They called Condredge Holloway the “Artful Dodger.” A quarterback who could run and scramble as well as pass, he was something new in college football in 1971. As recalled by former Volunteers wide receiver Stanley Morgan in The Color Orange: The Condredge Holloway Story, “His style of play was more like Michael Vick today; he was way before his time.”
As brilliant as he was on the field, Holloway’s career was as much a function of “his time” as his skills. Airing this week on ESPN, narrated and produced by Kenny Chesney, and part of ESPN’s Year of the Quarterback programming, the film reports that Holloway’s decision to go to Tennessee had to do with his mother’s desire that he “get an education” (as opposed to sign a contract as a shortstop with the Montreal Expos at age 17), and the advice of Crimson Tide coach Bear Bryant. As Holloway recalls here, Bryant told him “he wanted me to come, but Alabama wasn’t ready for a black quarterback.”

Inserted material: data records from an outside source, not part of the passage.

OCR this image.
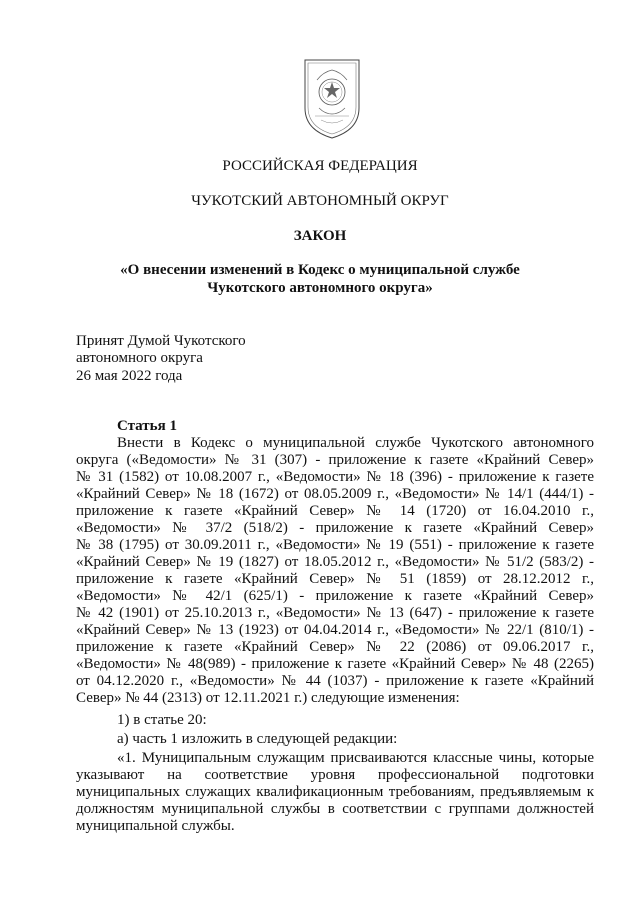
РОССИЙСКАЯ ФЕДЕРАЦИЯ
ЧУКОТСКИЙ АВТОНОМНЫЙ ОКРУГ
ЗАКОН
«О внесении изменений в Кодекс о муниципальной службе
Чукотского автономного округа»
Принят Думой Чукотского
автономного округа
26 мая 2022 года
Статья 1
Внести в Кодекс о муниципальной службе Чукотского автономного
округа («Ведомости» № 31 (307) - приложение к газете «Крайний Север»
№ 31 (1582) от 10.08.2007 г., «Ведомости» № 18 (396) - приложение к газете
«Крайний Север» № 18 (1672) от 08.05.2009 г., «Ведомости» № 14/1 (444/1) -
приложение к газете «Крайний Север» № 14 (1720) от 16.04.2010 г.,
«Ведомости» № 37/2 (518/2) - приложение к газете «Крайний Север»
№ 38 (1795) от 30.09.2011 г., «Ведомости» № 19 (551) - приложение к газете
«Крайний Север» № 19 (1827) от 18.05.2012 г., «Ведомости» № 51/2 (583/2) -
приложение к газете «Крайний Север» № 51 (1859) от 28.12.2012 г.,
«Ведомости» № 42/1 (625/1) - приложение к газете «Крайний Север»
№ 42 (1901) от 25.10.2013 г., «Ведомости» № 13 (647) - приложение к газете
«Крайний Север» № 13 (1923) от 04.04.2014 г., «Ведомости» № 22/1 (810/1) -
приложение к газете «Крайний Север» № 22 (2086) от 09.06.2017 г.,
«Ведомости» № 48(989) - приложение к газете «Крайний Север» № 48 (2265)
от 04.12.2020 г., «Ведомости» № 44 (1037) - приложение к газете «Крайний
Север» № 44 (2313) от 12.11.2021 г.) следующие изменения:
1) в статье 20:
а) часть 1 изложить в следующей редакции:
«1. Муниципальным служащим присваиваются классные чины, которые
указывают на соответствие уровня профессиональной подготовки
муниципальных служащих квалификационным требованиям, предъявляемым к
должностям муниципальной службы в соответствии с группами должностей
муниципальной службы.
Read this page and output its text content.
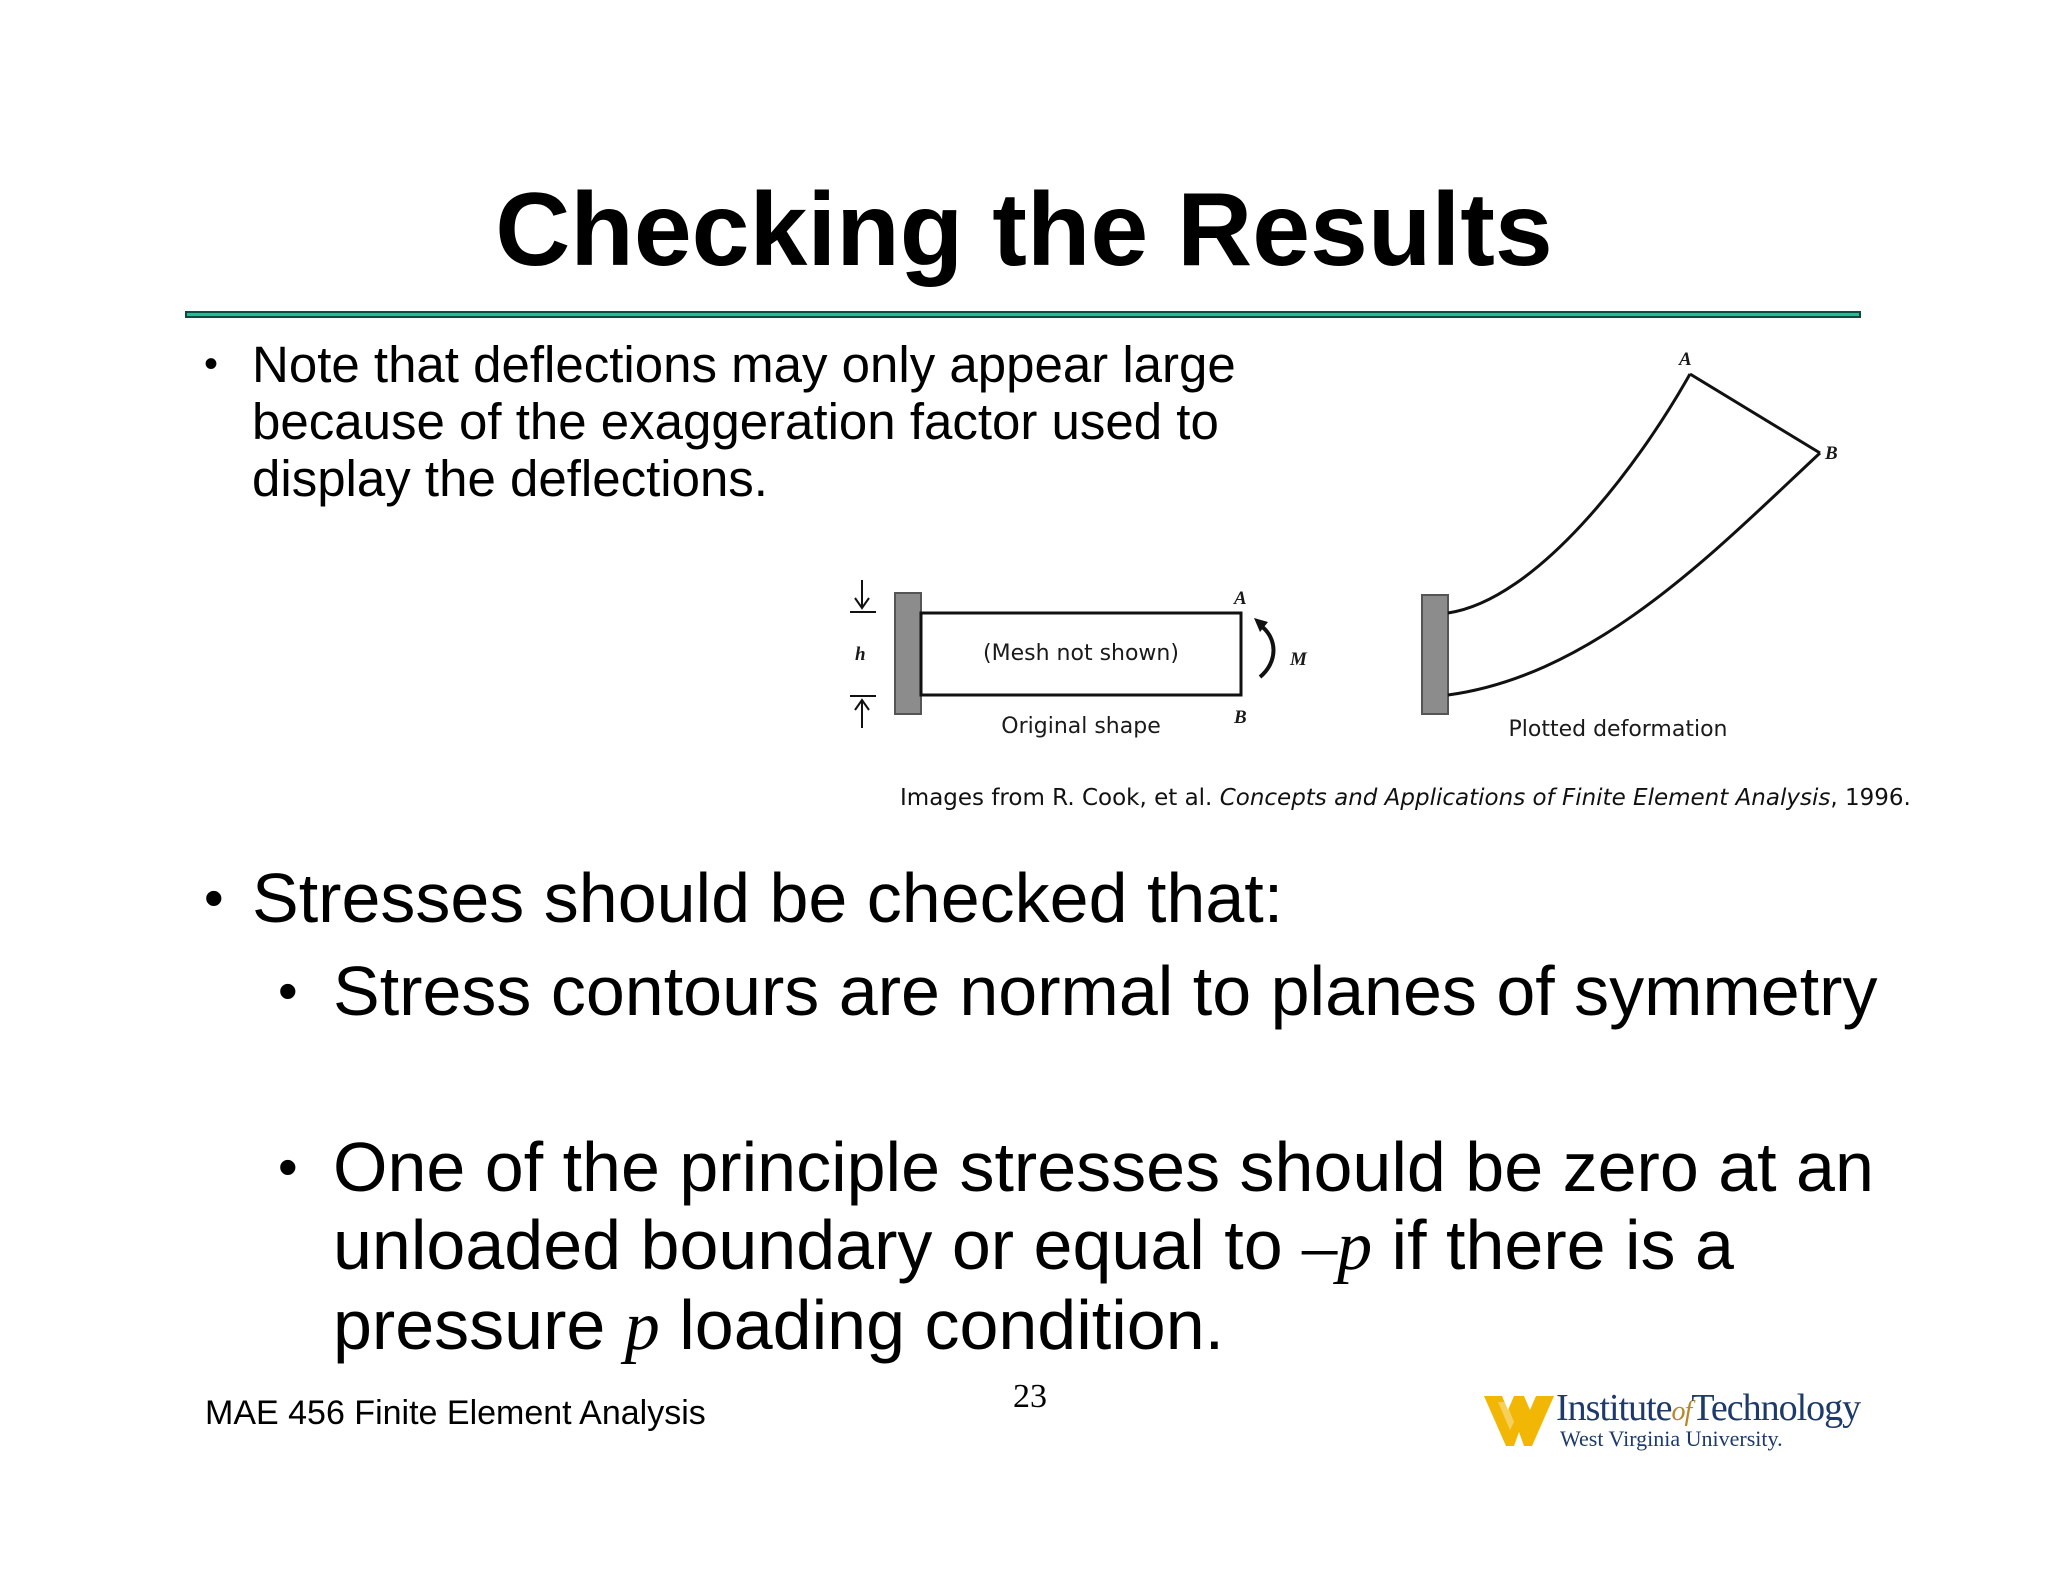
Checking the Results
• Note that deflections may only appear large because of the exaggeration factor used to display the deflections.
h	(Mesh not shown)
Original shape
A
B
M
A
B
Plotted deformation
Images from R. Cook, et al. Concepts and Applications of Finite Element Analysis, 1996.
• Stresses should be checked that:
• Stress contours are normal to planes of symmetry
• One of the principle stresses should be zero at an unloaded boundary or equal to –p if there is a pressure p loading condition.
MAE 456 Finite Element Analysis	23	InstituteofTechnology
West Virginia University.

Indeed, at Tennessee from 1971 to 1974, Holloway was the first starting black quarterback in the Southeastern Conference. The Color Orange treats his remarkable story with a mixture of respect and naïvete. On the one hand, Holloway performed brilliantly, leading his team to three bowl game appearances and providing fans all manner of thrills, due to his unusual athleticism: the coaches had to come up with new plays to accommodate his capacity to improvise, to elude and also run through defenders. As Tennessee line coach Ray Trail puts it, “He was a whole new dimension.”
To underline, the film includes a number of extraordinary plays in montages accompanied by songs including the Temptations’ “Get Ready” and Edwin Starr’s “War.” The music makes the case the narration doesn’t quite, that Holloway appealed to a particular fan base, defined at least in part by race and generation.

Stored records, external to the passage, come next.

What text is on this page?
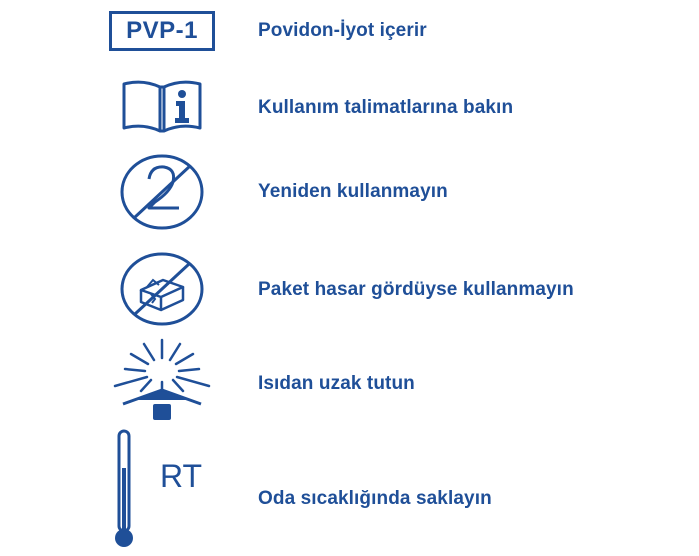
PVP-1	Povidon-İyot içerir
Kullanım talimatlarına bakın
Yeniden kullanmayın
Paket hasar gördüyse kullanmayın
Isıdan uzak tutun
RT
Oda sıcaklığında saklayın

Chesney offers another angle on Holloway’s historical significance, remembering his own memories, wearing Holloway’s Number 7 jersey when he was a boy. As Chesney now walks with his idol on the Vols’ field, the film cuts to a clip of George Wallace’s infamous 1963 Inaugural Address (“Segregation now, segregation forever…”). Cut back to Chesney: “At the time I don’t think that you realized that,” he says, “You might have realized, being the athlete you are and the way you handled it. There were imaginary lines in our country. Your life was surrounded by lines on the football field but the imaginary lines were the toughest.”
It’s an odd moment, to be sure, as this bit of Black History is framed by the white fan’s perspective. But Holloway handles it with grace and patience, and doesn’t point out to the very sincere Chesney that such lines were hardly “imaginary” for black communities during the late 1960s and early 1970s. Other interviewees provide other insights into the racism that shaped Holloway’s experience at Tennessee. Vols wide receiver Larry Seivers remembers that Holloway was harassed on the road and in his own home: “Back then,” he says, “The access to players was easy: anybody could call anybody on the phone and anybody could do anything and Condredge had to put up with a lot of that.” Coach Trail, who was key in recruiting Holloway, notes as well that racist harrying took its toll: “Sometimes I thought maybe I made a mistake by doing this and putting him in this position.”
Even as such overt racism became visible to Holloway’s white colleagues and associates, the film indicates that black players had their own strategies for survival. Haskel Stanback, a running back at Tennessee (and then with the Atlanta Falcons for seven seasons), remembers,
All the years I’ve known him, we really never sat down and talked about, you know, the racial issues. It wasn’t something that was verbalized, because we really didn’t want that unwanted type of conversation, where people would try to figure out really what was going on, because they didn’t really understand.
Stanback’s phrasing suggests that to this day, he is careful in naming who might or might not “understand,” a carefulness that makes sense in a film that doesn’t explore details of the black players’ experience. Neither does The Color Orange examine the social and institutional structures that failed the black players. Instead, it focuses on Holloway’s success at Tennessee, it extols his estimable individual efforts and his dedication to his team, for instance, a celebrated moment when he returned to the field to play after a trip to the hospital determined his shoulder wasn’t broken, only separated.
Such scenes are rousing certainly, and they help to highlight the more pronounced discrimination of the NFL. In 1975, Holloway was drafted in the 12th round by New England, as a defensive back. He eventually went to the Toronto Argonauts, whom he led — as a quarterback — to two Grey Cup championships. As Toronto head coach Bob O’Billovich notes, “The NFL was well known for not wanting to use black quarterbacks. I think there was a stigma attached, that they were more athletic and they ran too much and that kind of thing.”
As much as “that kind of thing” threatened the NFL’s concept of a quarterback back then, that concept has since changed. Holloway was “way ahead of his time,” as the film contends. And so was his mother, Dorothy Holloway, the first black employee of NASA Marshall Space Flight Center in Huntsville, in 1962. As the film reveals this bit of history, you’re reminded that Condredge’s own story has a wider context.